Glass generally refers to hard, brittle, transparent material, such as those used for windows, many bottles, or eyewear. Examples of such solid materials include, but are not limited to, soda-lime glass, borosilicate glass, acrylic glass, sugar glass, isinglass (Muscovy-glass), or aluminium oxynitride. In the technical sense, glass is an inorganic product of fusion which has been cooled through the glass transition to a rigid condition without crystallizing. Many glasses contain silica as their main component and glass former.

In the scientific sense the term glass is often extended to all amorphous solids (and melts that easily form amorphous solids), including plastics, resins, or other silica-free amorphous solids. In addition, besides traditional melting techniques, any other means of preparation are considered, such as ion implantation, and the sol-gel method. However, glass science and physics commonly includes only inorganic amorphous solids, while plastics and similar organics are covered by polymer science, biology and further scientific disciplines.

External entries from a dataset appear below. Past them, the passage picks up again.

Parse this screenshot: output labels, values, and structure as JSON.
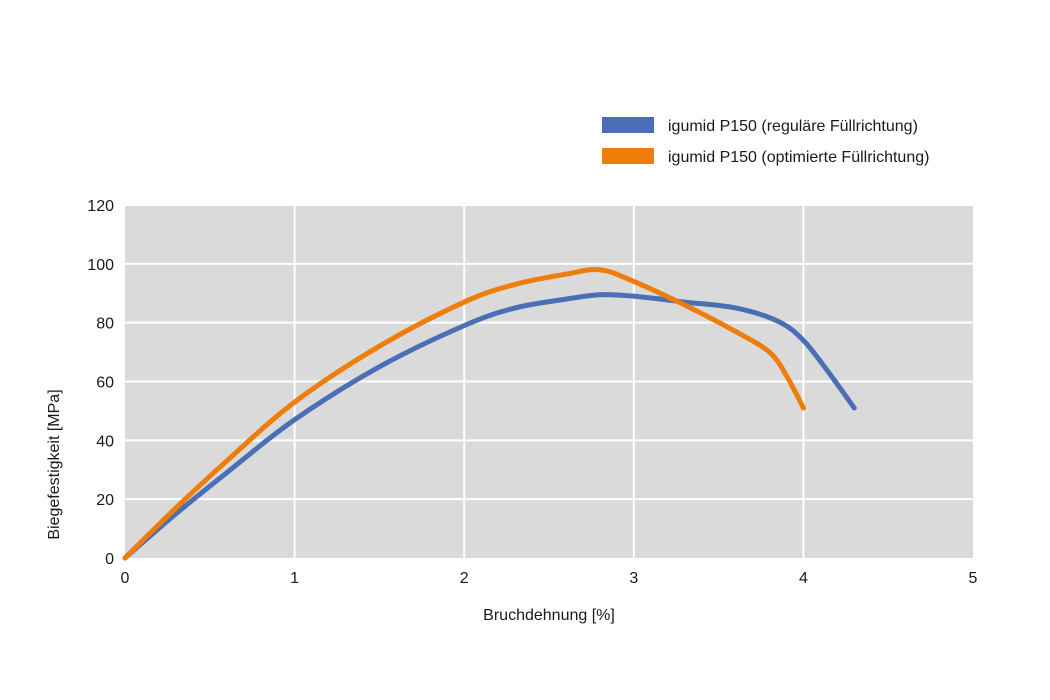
{
  "chart_data": {
    "type": "line",
    "title": "",
    "xlabel": "Bruchdehnung [%]",
    "ylabel": "Biegefestigkeit [MPa]",
    "xlim": [
      0,
      5
    ],
    "ylim": [
      0,
      120
    ],
    "xticks": [
      0,
      1,
      2,
      3,
      4,
      5
    ],
    "yticks": [
      0,
      20,
      40,
      60,
      80,
      100,
      120
    ],
    "x_tick_labels": [
      "0",
      "1",
      "2",
      "3",
      "4",
      "5"
    ],
    "y_tick_labels": [
      "0",
      "20",
      "40",
      "60",
      "80",
      "100",
      "120"
    ],
    "grid": true,
    "plot_background": "#dadada",
    "grid_color": "#ffffff",
    "legend_position": "top-right",
    "series": [
      {
        "name": "igumid P150 (reguläre Füllrichtung)",
        "color": "#4a6fb5",
        "points": [
          [
            0,
            0
          ],
          [
            0.3,
            15
          ],
          [
            0.6,
            29
          ],
          [
            1.0,
            47
          ],
          [
            1.5,
            65
          ],
          [
            2.0,
            79
          ],
          [
            2.3,
            85
          ],
          [
            2.6,
            88
          ],
          [
            2.8,
            89.5
          ],
          [
            3.0,
            89
          ],
          [
            3.3,
            87
          ],
          [
            3.6,
            85
          ],
          [
            3.85,
            80.5
          ],
          [
            4.0,
            74
          ],
          [
            4.15,
            63
          ],
          [
            4.3,
            51
          ]
        ]
      },
      {
        "name": "igumid P150 (optimierte Füllrichtung)",
        "color": "#ef7d0a",
        "points": [
          [
            0,
            0
          ],
          [
            0.3,
            17
          ],
          [
            0.6,
            33
          ],
          [
            1.0,
            53
          ],
          [
            1.5,
            72
          ],
          [
            2.0,
            87
          ],
          [
            2.3,
            93
          ],
          [
            2.6,
            96.5
          ],
          [
            2.8,
            98
          ],
          [
            3.0,
            94
          ],
          [
            3.3,
            86
          ],
          [
            3.6,
            77
          ],
          [
            3.8,
            70
          ],
          [
            3.9,
            62
          ],
          [
            4.0,
            51
          ]
        ]
      }
    ]
  }
}
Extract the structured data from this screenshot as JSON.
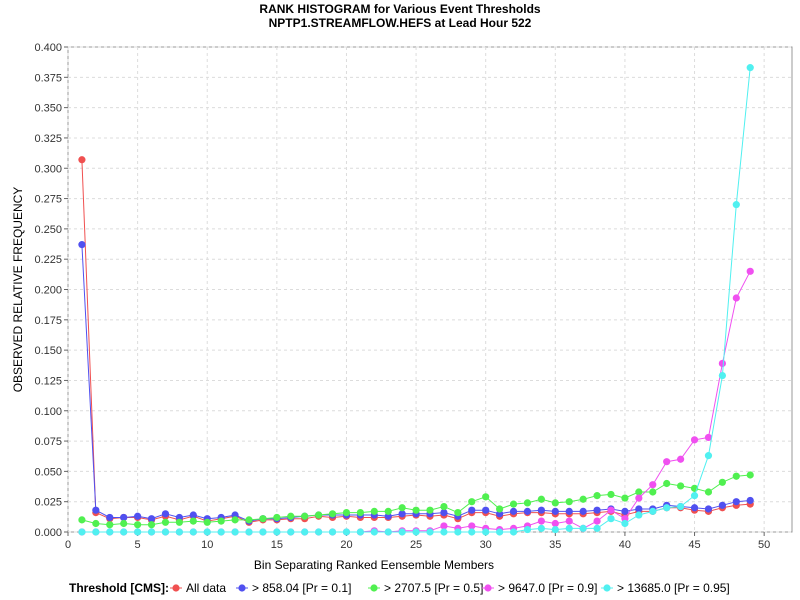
{
  "chart_data": {
    "type": "line",
    "title": "RANK HISTOGRAM for Various Event Thresholds",
    "subtitle": "NPTP1.STREAMFLOW.HEFS at Lead Hour 522",
    "xlabel": "Bin Separating Ranked Eensemble Members",
    "ylabel": "OBSERVED RELATIVE FREQUENCY",
    "xlim": [
      0,
      52
    ],
    "ylim": [
      0,
      0.4
    ],
    "xticks": [
      0,
      5,
      10,
      15,
      20,
      25,
      30,
      35,
      40,
      45,
      50
    ],
    "yticks": [
      0.0,
      0.025,
      0.05,
      0.075,
      0.1,
      0.125,
      0.15,
      0.175,
      0.2,
      0.225,
      0.25,
      0.275,
      0.3,
      0.325,
      0.35,
      0.375,
      0.4
    ],
    "ytick_labels": [
      "0.000",
      "0.025",
      "0.050",
      "0.075",
      "0.100",
      "0.125",
      "0.150",
      "0.175",
      "0.200",
      "0.225",
      "0.250",
      "0.275",
      "0.300",
      "0.325",
      "0.350",
      "0.375",
      "0.400"
    ],
    "grid": true,
    "legend_title": "Threshold [CMS]:",
    "legend_position": "bottom",
    "x": [
      1,
      2,
      3,
      4,
      5,
      6,
      7,
      8,
      9,
      10,
      11,
      12,
      13,
      14,
      15,
      16,
      17,
      18,
      19,
      20,
      21,
      22,
      23,
      24,
      25,
      26,
      27,
      28,
      29,
      30,
      31,
      32,
      33,
      34,
      35,
      36,
      37,
      38,
      39,
      40,
      41,
      42,
      43,
      44,
      45,
      46,
      47,
      48,
      49
    ],
    "series": [
      {
        "name": "All data",
        "color": "#f05050",
        "values": [
          0.307,
          0.016,
          0.011,
          0.012,
          0.012,
          0.01,
          0.013,
          0.01,
          0.013,
          0.009,
          0.011,
          0.013,
          0.008,
          0.01,
          0.01,
          0.011,
          0.011,
          0.013,
          0.012,
          0.013,
          0.012,
          0.012,
          0.012,
          0.013,
          0.014,
          0.013,
          0.014,
          0.011,
          0.016,
          0.016,
          0.013,
          0.015,
          0.016,
          0.016,
          0.015,
          0.015,
          0.015,
          0.016,
          0.017,
          0.014,
          0.017,
          0.017,
          0.02,
          0.02,
          0.018,
          0.017,
          0.02,
          0.022,
          0.023
        ]
      },
      {
        "name": "> 858.04 [Pr = 0.1]",
        "color": "#5050f0",
        "values": [
          0.237,
          0.018,
          0.012,
          0.012,
          0.013,
          0.011,
          0.015,
          0.012,
          0.014,
          0.011,
          0.012,
          0.014,
          0.009,
          0.011,
          0.011,
          0.012,
          0.013,
          0.014,
          0.014,
          0.014,
          0.014,
          0.014,
          0.013,
          0.015,
          0.015,
          0.015,
          0.016,
          0.013,
          0.018,
          0.018,
          0.015,
          0.017,
          0.017,
          0.018,
          0.017,
          0.017,
          0.017,
          0.018,
          0.019,
          0.017,
          0.019,
          0.019,
          0.022,
          0.021,
          0.02,
          0.019,
          0.022,
          0.025,
          0.026
        ]
      },
      {
        "name": "> 2707.5 [Pr = 0.5]",
        "color": "#50f050",
        "values": [
          0.01,
          0.007,
          0.006,
          0.007,
          0.006,
          0.006,
          0.008,
          0.008,
          0.009,
          0.008,
          0.009,
          0.01,
          0.01,
          0.011,
          0.012,
          0.013,
          0.013,
          0.014,
          0.015,
          0.016,
          0.016,
          0.017,
          0.017,
          0.02,
          0.018,
          0.018,
          0.021,
          0.016,
          0.025,
          0.029,
          0.019,
          0.023,
          0.024,
          0.027,
          0.024,
          0.025,
          0.027,
          0.03,
          0.031,
          0.028,
          0.033,
          0.033,
          0.04,
          0.038,
          0.036,
          0.033,
          0.041,
          0.046,
          0.047
        ]
      },
      {
        "name": "> 9647.0 [Pr = 0.9]",
        "color": "#f050f0",
        "values": [
          0.0,
          0.0,
          0.0,
          0.0,
          0.0,
          0.0,
          0.0,
          0.0,
          0.0,
          0.0,
          0.0,
          0.0,
          0.0,
          0.0,
          0.0,
          0.0,
          0.0,
          0.0,
          0.0,
          0.0,
          0.0,
          0.001,
          0.0,
          0.001,
          0.001,
          0.001,
          0.005,
          0.003,
          0.005,
          0.003,
          0.002,
          0.003,
          0.005,
          0.009,
          0.007,
          0.009,
          0.003,
          0.009,
          0.018,
          0.011,
          0.028,
          0.039,
          0.058,
          0.06,
          0.076,
          0.078,
          0.139,
          0.193,
          0.215
        ]
      },
      {
        "name": "> 13685.0 [Pr = 0.95]",
        "color": "#50f0f0",
        "values": [
          0.0,
          0.0,
          0.0,
          0.0,
          0.0,
          0.0,
          0.0,
          0.0,
          0.0,
          0.0,
          0.0,
          0.0,
          0.0,
          0.0,
          0.0,
          0.0,
          0.0,
          0.0,
          0.0,
          0.0,
          0.0,
          0.0,
          0.0,
          0.0,
          0.0,
          0.0,
          0.0,
          0.0,
          0.0,
          0.0,
          0.0,
          0.0,
          0.002,
          0.003,
          0.002,
          0.003,
          0.003,
          0.003,
          0.011,
          0.007,
          0.014,
          0.017,
          0.02,
          0.021,
          0.03,
          0.063,
          0.129,
          0.27,
          0.383
        ]
      }
    ]
  }
}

Glass plays an essential role in science and industry. The optical and physical properties of glass make it suitable for applications such as flat glass, container glass, optics and optoelectronics material, laboratory equipment, thermal insulator (glass wool), reinforcement fiber (glass-reinforced plastic, glass fiber reinforced concrete), and art.

The term glass developed in the late Roman Empire. It was in the Roman glassmaking center at Trier, Germany, that the late-Latin term glesum originated, probably from a Germanic word for a transparent, lustrous substance.